Y cortan bruscamente su impulso y descienden lentamente, y se sientan silenciosamente, sudorosos, con los nervios en tensión. Es doloroso apartarse de tanta belleza. Pero Nat tiene razón: no deben desgastarse inútilmente antes del concierto.

Comen frugalmente, en el mismo escenario. Ninguno de ellos tiene demasiada hambre. Por supuesto, los instrumentos no son ni desconectados ni desajustados. Sería una locura romper la sincronía tras haber trabajado tan duro para conseguirla. Ocasionalmente, alguno de los instrumentos, sobrecargándose, emite por sí mismo una mancha de luz o un agudo sonido. Tocarían por sí mismos si les dejásemos, piensa Dillon.
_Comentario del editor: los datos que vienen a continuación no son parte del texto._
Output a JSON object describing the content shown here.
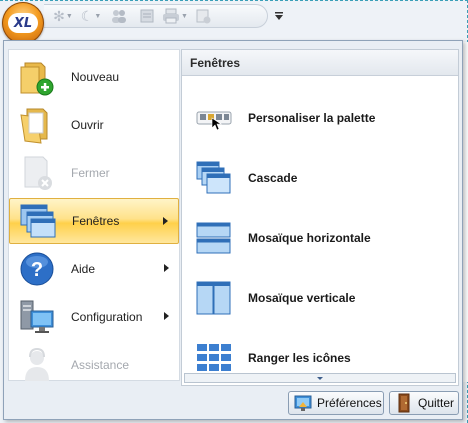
{
  "app": {
    "logo_text": "XL"
  },
  "quick_access": {
    "icons": [
      "sun-icon",
      "moon-icon",
      "users-icon",
      "document-icon",
      "printer-icon",
      "new-page-icon"
    ]
  },
  "main_menu": {
    "items": [
      {
        "label": "Nouveau",
        "icon": "new-folder-icon",
        "disabled": false,
        "submenu": false
      },
      {
        "label": "Ouvrir",
        "icon": "open-folder-icon",
        "disabled": false,
        "submenu": false
      },
      {
        "label": "Fermer",
        "icon": "close-document-icon",
        "disabled": true,
        "submenu": false
      },
      {
        "label": "Fenêtres",
        "icon": "windows-icon",
        "disabled": false,
        "submenu": true,
        "selected": true
      },
      {
        "label": "Aide",
        "icon": "help-icon",
        "disabled": false,
        "submenu": true
      },
      {
        "label": "Configuration",
        "icon": "configuration-icon",
        "disabled": false,
        "submenu": true
      },
      {
        "label": "Assistance",
        "icon": "assistance-icon",
        "disabled": true,
        "submenu": false
      }
    ]
  },
  "submenu": {
    "title": "Fenêtres",
    "items": [
      {
        "label": "Personaliser la palette",
        "icon": "palette-icon"
      },
      {
        "label": "Cascade",
        "icon": "cascade-icon"
      },
      {
        "label": "Mosaïque horizontale",
        "icon": "tile-horizontal-icon"
      },
      {
        "label": "Mosaïque verticale",
        "icon": "tile-vertical-icon"
      },
      {
        "label": "Ranger les icônes",
        "icon": "arrange-icons-icon"
      }
    ]
  },
  "footer": {
    "preferences_label": "Préférences",
    "quit_label": "Quitter"
  }
}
Qué ironía si ellos pudieran permanecer sentados allí, sin hacer nada, mientras los instrumentos, auto programados, daban el concierto. Quizá ocurrieran cosas realmente sorprendentes. La mentalidad de la máquina. Por otro lado, sería infernalmente frustrante descubrir que uno es en el fondo superfluo. Qué frágil es nuestro prestigio. Hoy somos artistas consagrados, pero si el secreto se difunde, mañana nos veremos empujados como chatarra hacia los mugros que pueblan Reykjavik.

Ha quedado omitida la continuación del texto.